On July 17, traders on Polymarket increased the odds of the CLARITY Act becoming law this year to 35%. This marks a notable recovery from a low of 24% earlier in the week.

Recent Market Movements

The odds for the CLARITY Act saw a drastic shift, plummeting to a historic low of 24% on July 13, just four days prior to the rebound. The market had previously been at approximately 74% in May when the Senate Banking Committee advanced the Digital Asset Market Clarity Act with a bipartisan vote of 15-9. However, the odds sank further due to Democratic objections regarding ethics rules tied to former President Trump.

As anticipation grew for the release of the bill's final text, following a meeting between Senate Republicans and Trump, the odds began to recover. Reports indicated that Sen. Bernie Moreno (R-Ohio) hinted at the imminent release of the updated text, with a quip about the amount of reading journalists would have to do.

Legislative Challenges Ahead

Despite the recent uptick in odds, challenges remain for the CLARITY Act. The Senate requires at least 60 votes for passage, with Republicans holding 53 seats. This means seven Democrats would need to support the bill.

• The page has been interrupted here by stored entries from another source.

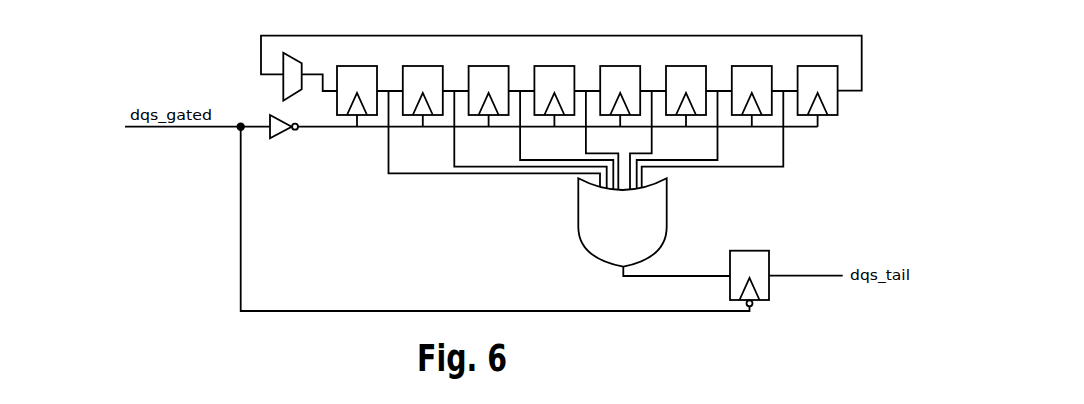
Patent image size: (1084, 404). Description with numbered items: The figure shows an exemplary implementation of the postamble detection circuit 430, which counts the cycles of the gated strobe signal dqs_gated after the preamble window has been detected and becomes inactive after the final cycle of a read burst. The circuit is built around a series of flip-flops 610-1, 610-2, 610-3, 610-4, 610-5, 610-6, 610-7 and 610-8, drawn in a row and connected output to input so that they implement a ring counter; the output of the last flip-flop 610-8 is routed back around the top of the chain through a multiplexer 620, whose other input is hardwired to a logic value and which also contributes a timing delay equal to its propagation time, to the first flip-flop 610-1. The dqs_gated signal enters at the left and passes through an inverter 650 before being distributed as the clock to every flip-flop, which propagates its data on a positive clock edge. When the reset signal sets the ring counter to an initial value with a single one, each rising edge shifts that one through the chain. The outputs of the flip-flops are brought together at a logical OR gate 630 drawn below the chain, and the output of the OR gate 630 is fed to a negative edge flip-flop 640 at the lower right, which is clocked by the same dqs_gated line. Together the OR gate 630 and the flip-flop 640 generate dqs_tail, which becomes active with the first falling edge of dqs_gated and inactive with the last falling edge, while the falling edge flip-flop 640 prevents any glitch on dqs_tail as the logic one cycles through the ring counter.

The postamble detection circuit 430 is at (194, 41).
The multiplexer 620 is at (300, 63).
The flip-flop 610-1 is at (353, 66).
The flip-flop 610-2 is at (425, 57).
The flip-flop 610-3 is at (491, 57).
The flip-flop 610-4 is at (556, 57).
The flip-flop 610-5 is at (622, 57).
The flip-flop 610-6 is at (688, 57).
The flip-flop 610-7 is at (754, 57).
The flip-flop 610-8 is at (820, 57).
The logical OR gate 630 is at (667, 218).
The negative edge flip-flop 640 is at (769, 251).
The inverter 650 is at (273, 138).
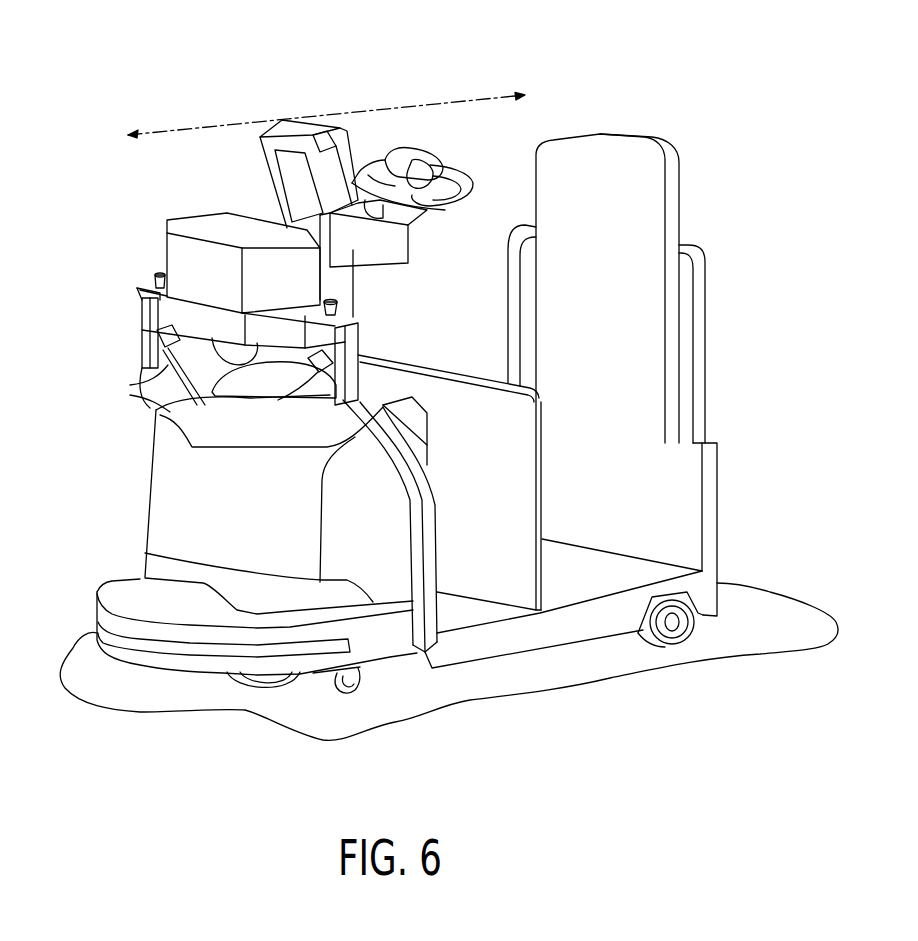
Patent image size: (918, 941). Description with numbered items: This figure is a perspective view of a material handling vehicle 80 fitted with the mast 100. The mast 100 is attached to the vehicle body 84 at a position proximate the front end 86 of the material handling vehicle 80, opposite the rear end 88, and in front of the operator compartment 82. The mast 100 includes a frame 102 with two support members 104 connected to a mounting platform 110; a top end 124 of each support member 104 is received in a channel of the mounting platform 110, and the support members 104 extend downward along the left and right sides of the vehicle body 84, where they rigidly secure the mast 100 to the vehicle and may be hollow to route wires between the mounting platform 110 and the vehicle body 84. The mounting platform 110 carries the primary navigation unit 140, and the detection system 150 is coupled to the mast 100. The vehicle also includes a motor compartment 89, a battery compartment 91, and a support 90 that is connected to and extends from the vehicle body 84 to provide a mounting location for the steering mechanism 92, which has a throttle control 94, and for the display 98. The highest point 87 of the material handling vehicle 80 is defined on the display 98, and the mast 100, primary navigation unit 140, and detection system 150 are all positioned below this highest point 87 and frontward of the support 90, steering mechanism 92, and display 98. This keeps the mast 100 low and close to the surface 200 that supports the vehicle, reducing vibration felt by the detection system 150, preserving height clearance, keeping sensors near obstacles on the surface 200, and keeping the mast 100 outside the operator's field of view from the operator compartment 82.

The material handling vehicle 80 is at (222, 68).
The operator compartment 82 is at (634, 480).
The vehicle body 84 is at (165, 483).
The front end 86 is at (73, 563).
The highest point 87 is at (303, 118).
The rear end 88 is at (740, 517).
The motor compartment 89 is at (367, 557).
The support 90 is at (399, 265).
The battery compartment 91 is at (483, 581).
The steering mechanism 92 is at (447, 216).
The throttle control 94 is at (410, 148).
The display 98 is at (262, 176).
The mast 100 is at (140, 297).
The frame 102 is at (385, 405).
The support members 104 is at (142, 343).
The mounting platform 110 is at (148, 283).
The top end 124 is at (433, 515).
The primary navigation unit 140 is at (203, 222).
The detection system 150 is at (211, 368).
The surface 200 is at (538, 666).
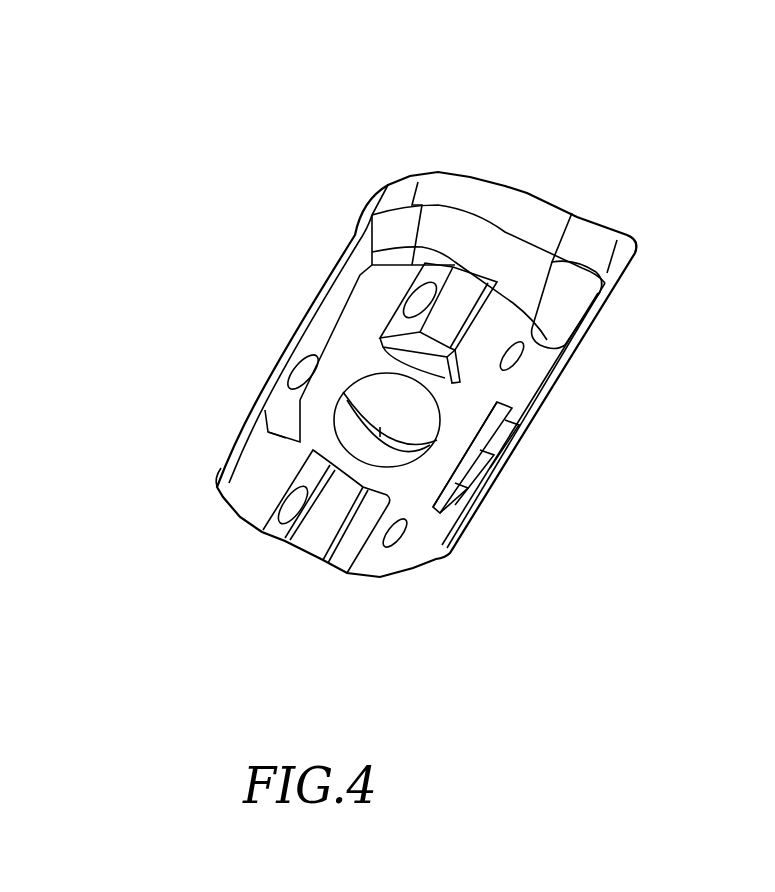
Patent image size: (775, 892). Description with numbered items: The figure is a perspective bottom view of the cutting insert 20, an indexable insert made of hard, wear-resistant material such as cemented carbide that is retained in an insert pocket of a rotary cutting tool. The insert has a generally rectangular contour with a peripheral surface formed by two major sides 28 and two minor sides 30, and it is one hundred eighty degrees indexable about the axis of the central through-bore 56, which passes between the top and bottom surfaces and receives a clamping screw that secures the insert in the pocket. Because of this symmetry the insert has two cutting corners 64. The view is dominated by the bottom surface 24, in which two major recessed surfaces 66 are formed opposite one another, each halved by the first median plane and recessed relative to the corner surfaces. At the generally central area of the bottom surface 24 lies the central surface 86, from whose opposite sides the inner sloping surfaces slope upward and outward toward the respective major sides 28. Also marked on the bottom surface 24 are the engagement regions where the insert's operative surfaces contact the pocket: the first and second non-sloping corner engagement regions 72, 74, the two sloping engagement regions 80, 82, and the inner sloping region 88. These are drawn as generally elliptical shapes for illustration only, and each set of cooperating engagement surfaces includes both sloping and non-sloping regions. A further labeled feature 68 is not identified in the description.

The cutting insert 20 is at (190, 170).
The bottom surface 24 is at (217, 490).
The major sides 28 is at (532, 400).
The minor sides 30 is at (520, 213).
The central through-bore 56 is at (377, 393).
The cutting corners 64 is at (182, 474).
The major recessed surfaces 66 is at (470, 282).
The rib 68 is at (510, 467).
The first non-sloping corner engagement region 72 is at (398, 540).
The second non-sloping corner engagement region 74 is at (515, 355).
The sloping engagement region 80 is at (297, 500).
The sloping engagement region 82 is at (422, 272).
The central surface 86 is at (357, 347).
The inner sloping region 88 is at (300, 373).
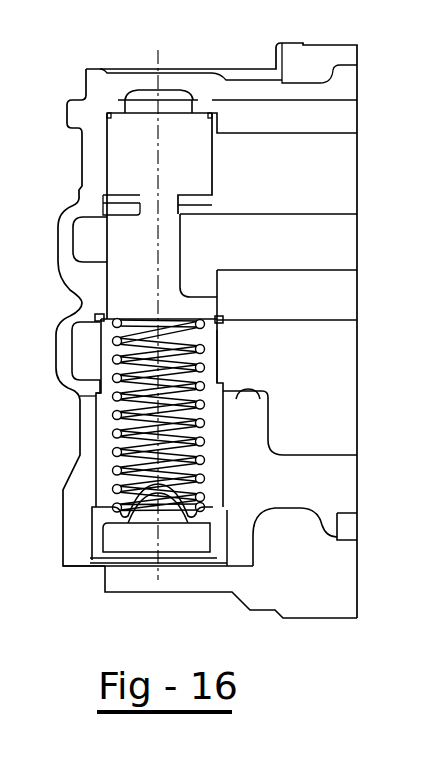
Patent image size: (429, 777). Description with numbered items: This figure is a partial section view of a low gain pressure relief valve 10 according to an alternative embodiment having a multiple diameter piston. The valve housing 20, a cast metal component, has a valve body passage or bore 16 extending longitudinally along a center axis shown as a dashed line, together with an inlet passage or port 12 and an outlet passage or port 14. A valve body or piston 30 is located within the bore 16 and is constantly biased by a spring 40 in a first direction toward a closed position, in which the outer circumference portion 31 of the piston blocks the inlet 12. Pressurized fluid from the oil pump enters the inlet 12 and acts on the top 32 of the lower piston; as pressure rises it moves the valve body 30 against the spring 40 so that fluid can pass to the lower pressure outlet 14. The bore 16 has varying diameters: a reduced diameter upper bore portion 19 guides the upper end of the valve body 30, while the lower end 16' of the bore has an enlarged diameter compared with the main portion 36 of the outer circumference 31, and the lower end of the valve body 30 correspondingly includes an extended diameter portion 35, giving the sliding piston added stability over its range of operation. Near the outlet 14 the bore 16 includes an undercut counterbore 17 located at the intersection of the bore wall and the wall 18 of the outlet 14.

The low gain pressure relief valve 10 is at (62, 152).
The inlet passage or port 12 is at (338, 250).
The outlet passage or port 14 is at (338, 366).
The valve body passage or bore 16 is at (160, 216).
The lower end of the bore 16' is at (231, 553).
The counterbore 17 is at (97, 317).
The wall of the outlet 18 is at (337, 320).
The upper bore portion 19 is at (212, 158).
The valve housing 20 is at (56, 572).
The valve body or piston 30 is at (90, 362).
The outer circumference portion 31 is at (218, 358).
The top of the first piston 32 is at (122, 296).
The extended diameter portion 35 is at (90, 396).
The main portion of the outer circumference 36 is at (100, 369).
The spring 40 is at (108, 474).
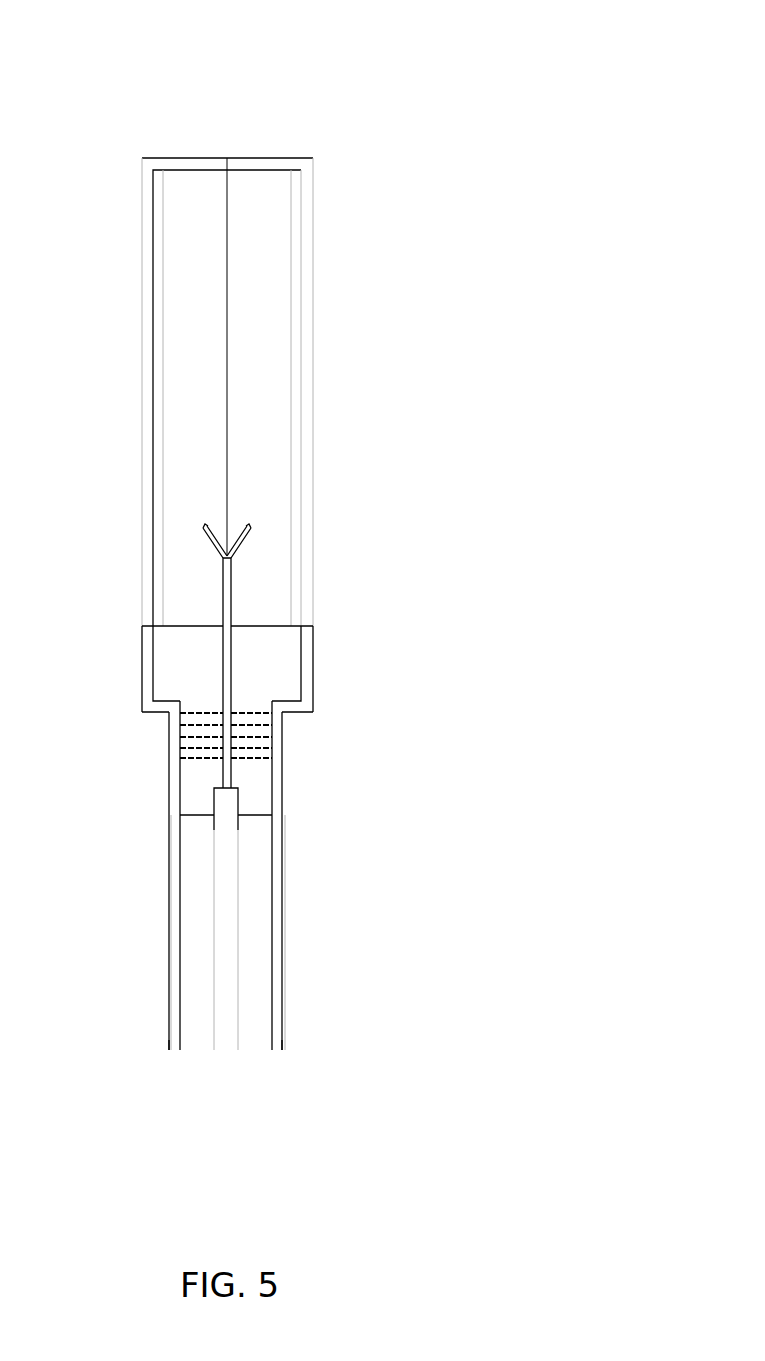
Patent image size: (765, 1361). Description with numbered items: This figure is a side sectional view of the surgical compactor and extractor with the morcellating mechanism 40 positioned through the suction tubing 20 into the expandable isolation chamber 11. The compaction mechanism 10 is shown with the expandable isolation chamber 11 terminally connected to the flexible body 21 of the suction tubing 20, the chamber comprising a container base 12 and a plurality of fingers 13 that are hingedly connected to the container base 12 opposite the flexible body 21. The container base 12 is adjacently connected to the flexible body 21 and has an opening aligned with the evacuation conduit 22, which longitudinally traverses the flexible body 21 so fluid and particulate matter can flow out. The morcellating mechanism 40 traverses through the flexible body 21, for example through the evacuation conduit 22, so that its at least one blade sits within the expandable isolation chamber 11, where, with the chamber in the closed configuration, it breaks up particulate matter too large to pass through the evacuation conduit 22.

The compaction mechanism 10 is at (553, 453).
The expandable isolation chamber 11 is at (233, 55).
The container base 12 is at (143, 647).
The plurality of fingers 13 is at (143, 315).
The suction tubing 20 is at (465, 898).
The flexible body 21 is at (280, 852).
The evacuation conduit 22 is at (253, 1038).
The morcellating mechanism 40 is at (220, 911).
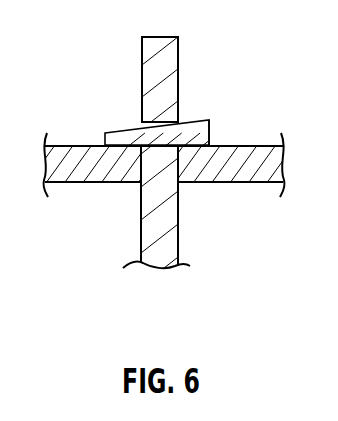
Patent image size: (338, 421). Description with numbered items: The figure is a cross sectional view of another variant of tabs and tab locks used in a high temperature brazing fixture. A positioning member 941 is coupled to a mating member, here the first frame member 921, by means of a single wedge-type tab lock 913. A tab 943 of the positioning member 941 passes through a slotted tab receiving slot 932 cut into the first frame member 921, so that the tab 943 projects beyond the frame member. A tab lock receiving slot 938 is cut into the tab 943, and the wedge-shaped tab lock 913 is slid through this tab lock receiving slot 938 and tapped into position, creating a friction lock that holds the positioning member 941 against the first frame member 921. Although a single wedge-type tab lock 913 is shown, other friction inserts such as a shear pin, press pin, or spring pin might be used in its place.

However, Democratic negotiators expressed concerns that the final draft does not align with prior agreements, particularly regarding its ethics provisions, which some view as inadequate.

Time constraints also loom, as the bill missed its initial July 4 signing target set by Trump. The Senate is set to recess on August 8, leaving a limited window for legislative action. Many in the industry consider this mounting pressure as they closely monitor the developments surrounding the bill.

This material is for informational purposes only and should not be considered financial advice.